Thought question: Would you still act and do what you do if no one ever saw, heard or knew about what you were doing? In other words are you living the Gospel despite who sees it?

Thursday, May 14, 2009

Blind Faith

5.14.09

1 Peter 1:8-9 "Though you have not seen Him, you love Him; and even though you do not see Him now, you believe in Him and are filled with an inexpressable and glorious joy, for you are receiving the goal of your faith, the salvation of your souls."

When I was little I can remember getting ready for bed and saying goodnight to my mother. Each night she would tuck me in and say goodnight and go to the door to shut it and I would plead with her to leave it open as much as possible and she would almost always concede (I think do to the fact that I would have screamed like a air raid siren if she hadn't). She would however always shut out the lights and that would send me into a state of fear that was like nothing one could ever imagine. I was so afraid of the dark it wasn't funny.

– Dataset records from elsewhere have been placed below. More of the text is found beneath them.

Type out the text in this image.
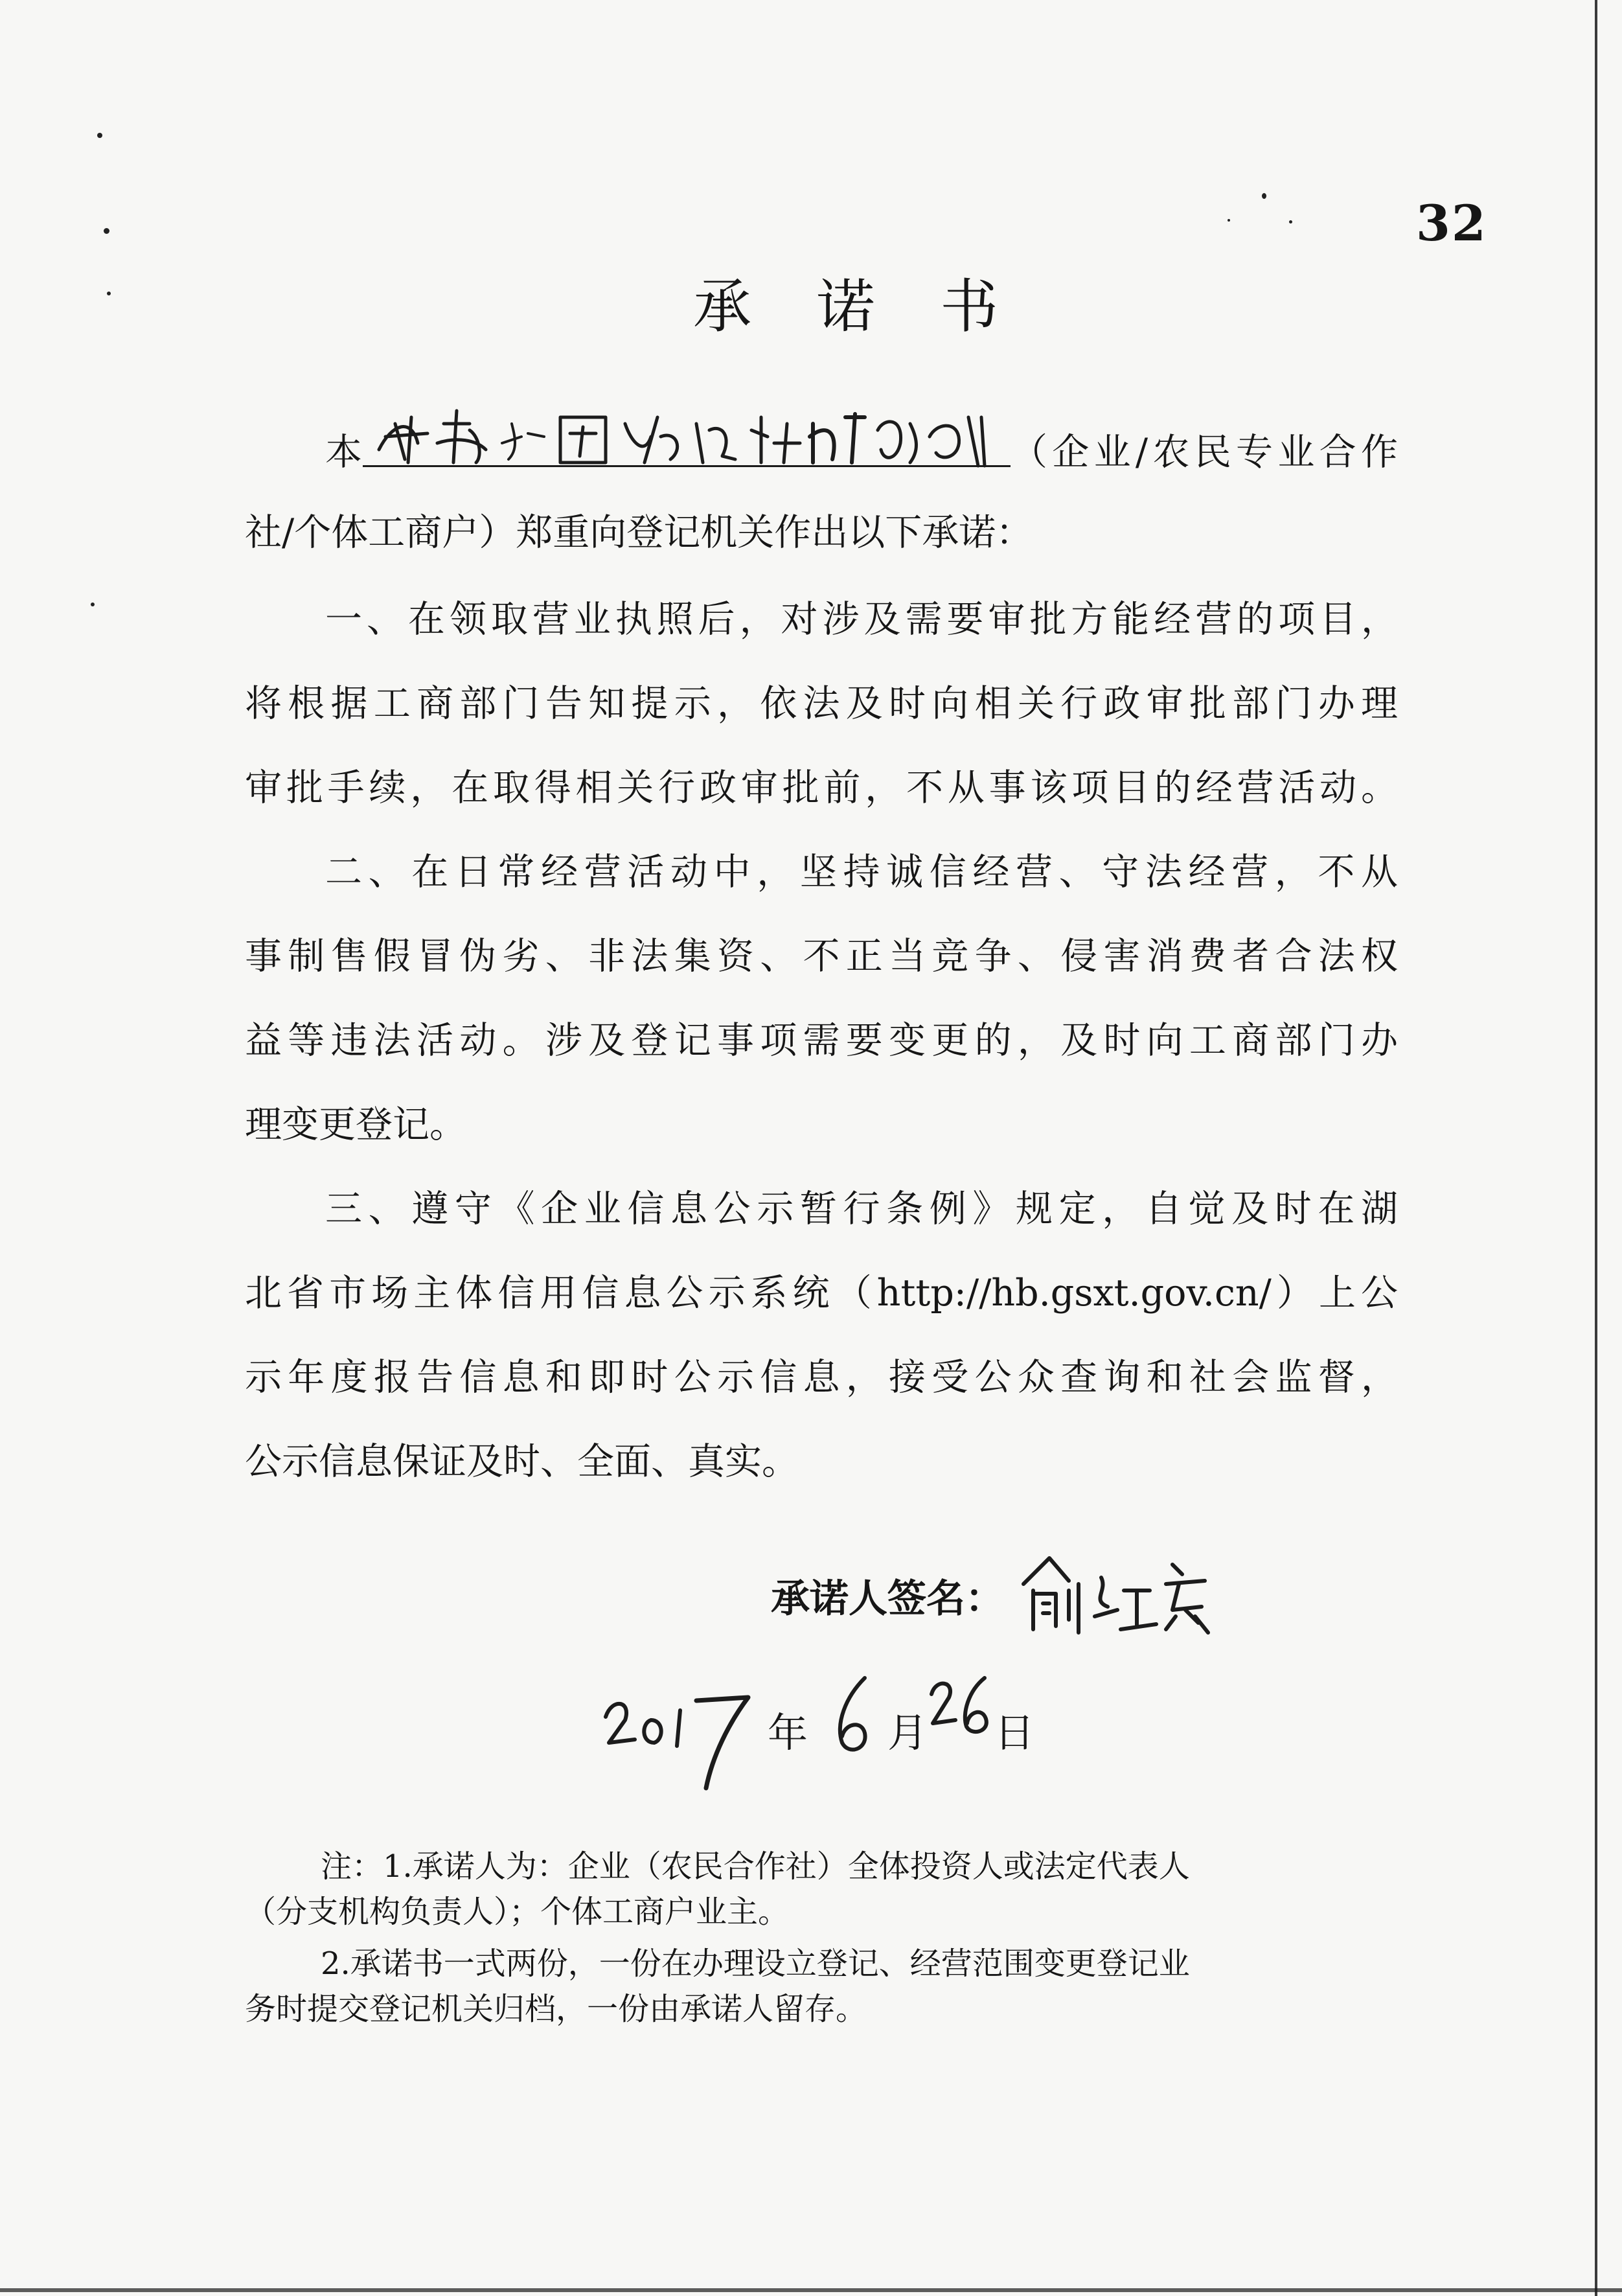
32
承 诺 书
本	（企业/农民专业合作
社/个体工商户）郑重向登记机关作出以下承诺：
一、在领取营业执照后，对涉及需要审批方能经营的项目，
将根据工商部门告知提示，依法及时向相关行政审批部门办理
审批手续，在取得相关行政审批前，不从事该项目的经营活动。
二、在日常经营活动中，坚持诚信经营、守法经营，不从
事制售假冒伪劣、非法集资、不正当竞争、侵害消费者合法权
益等违法活动。涉及登记事项需要变更的，及时向工商部门办
理变更登记。
三、遵守《企业信息公示暂行条例》规定，自觉及时在湖
北省市场主体信用信息公示系统（http://hb.gsxt.gov.cn/）上公
示年度报告信息和即时公示信息，接受公众查询和社会监督，
公示信息保证及时、全面、真实。
承诺人签名：
年 月 日
注：1.承诺人为：企业（农民合作社）全体投资人或法定代表人
（分支机构负责人）；个体工商户业主。
2.承诺书一式两份，一份在办理设立登记、经营范围变更登记业
务时提交登记机关归档，一份由承诺人留存。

The reason being because I was 100% sure that some sort of undead creature or ghost was going to come after me. It never helped that I had older siblings that convinced me, after watching the movie Night of the Living Dead, that there were really living dead people found in Kansas and they weren't sure how to kill them.

Anyway my only combat against the creatures of the night was to hide desperately under my blanket and leave only a hole enough for me to breathe. Some how in my mind my blanket made it impossible for anything to see me. The fact was that I thought if they didn't see me than they couldn't get me. I was little how was I to know that a small bit of fabric and cotton wasn't keeping anything out. That blanket was used to make forts and strongholds that no weapon could take out, what would keep it from stopping the undead while I slept?

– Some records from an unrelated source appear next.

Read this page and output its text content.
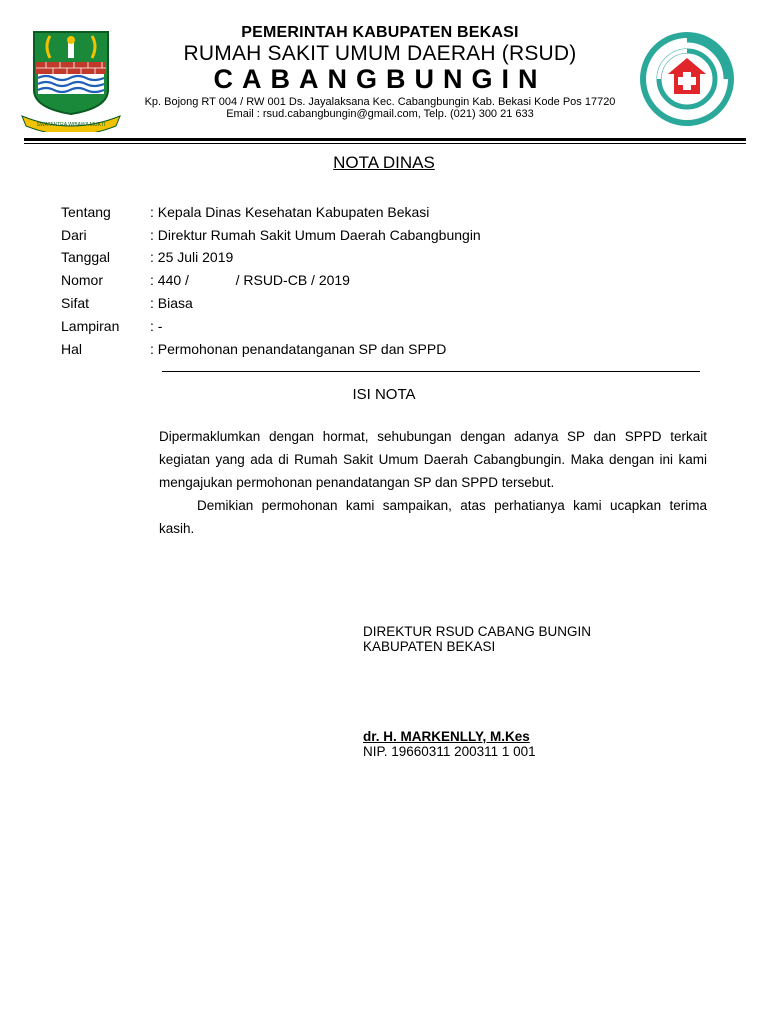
SWATANTRA WIBAWA MUKTI
PEMERINTAH KABUPATEN BEKASI
RUMAH SAKIT UMUM DAERAH (RSUD)
CABANGBUNGIN
Kp. Bojong RT 004 / RW 001 Ds. Jayalaksana Kec. Cabangbungin Kab. Bekasi Kode Pos 17720
Email : rsud.cabangbungin@gmail.com, Telp. (021) 300 21 633
NOTA DINAS
Tentang	: Kepala Dinas Kesehatan Kabupaten Bekasi
Dari	: Direktur Rumah Sakit Umum Daerah Cabangbungin
Tanggal	: 25 Juli 2019
Nomor	: 440 /            / RSUD-CB / 2019
Sifat	: Biasa
Lampiran : -
Hal	: Permohonan penandatanganan SP dan SPPD
ISI NOTA

Dipermaklumkan dengan hormat, sehubungan dengan adanya SP dan SPPD terkait kegiatan yang ada di Rumah Sakit Umum Daerah Cabangbungin. Maka dengan ini kami mengajukan permohonan penandatangan SP dan SPPD tersebut.

Demikian permohonan kami sampaikan, atas perhatianya kami ucapkan terima kasih.

DIREKTUR RSUD CABANG BUNGIN
KABUPATEN BEKASI
dr. H. MARKENLLY, M.Kes
NIP. 19660311 200311 1 001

Whether or not the blanket would stop the ghouls and goblins of night was not the issue, and obviously it worked because I'm here today to write. The issue is as a child I was completely convinced that something was out there to get me and I had never seen an undead person or a ghost in my room. I had never once witnessed a zombie attack anyone and further more had never once seen a news report that would support such a claim. It remains that I believed strictly on the fact that someone told me that the undead were real and they wanted to suck my brains out. I was very much influenced by the words of another human being.

It seems to me that this is the way that the early Christian church had to have gotten started. It took hundreds and thousands of people who would take on the attributes of children and just believe the words of others. They would have to take to listening to the experiences of folks who walked with Christ. Jesus often talked about wanting us to be like little children with our faith. He wanted us so badly to trust and believe in Him. Like me with my older siblings Jesus wants us to hear His words and believe in them.

This childlike faith does not mean that we become drones and robots to the faith and every thing everyone tells us. It means that we trust in One, the one who claimed to be Immanuel, God with us. Hebrews 11 talks about faith being sure of what we hope for and certain of what we do not see. I think this verse and the verse in 1 Peter sum up what Jesus wants for us more than anything in our personal walks with Him. I believe He wants us to have faith that He is who claims to be, and the fact of the matter is that He is a loving Savior with a desire to walk with us everyday.

Thought question: For you what does childlike faith mean you have to let go of? In other words what keeps you from just believing without having to see the actual physical evidence?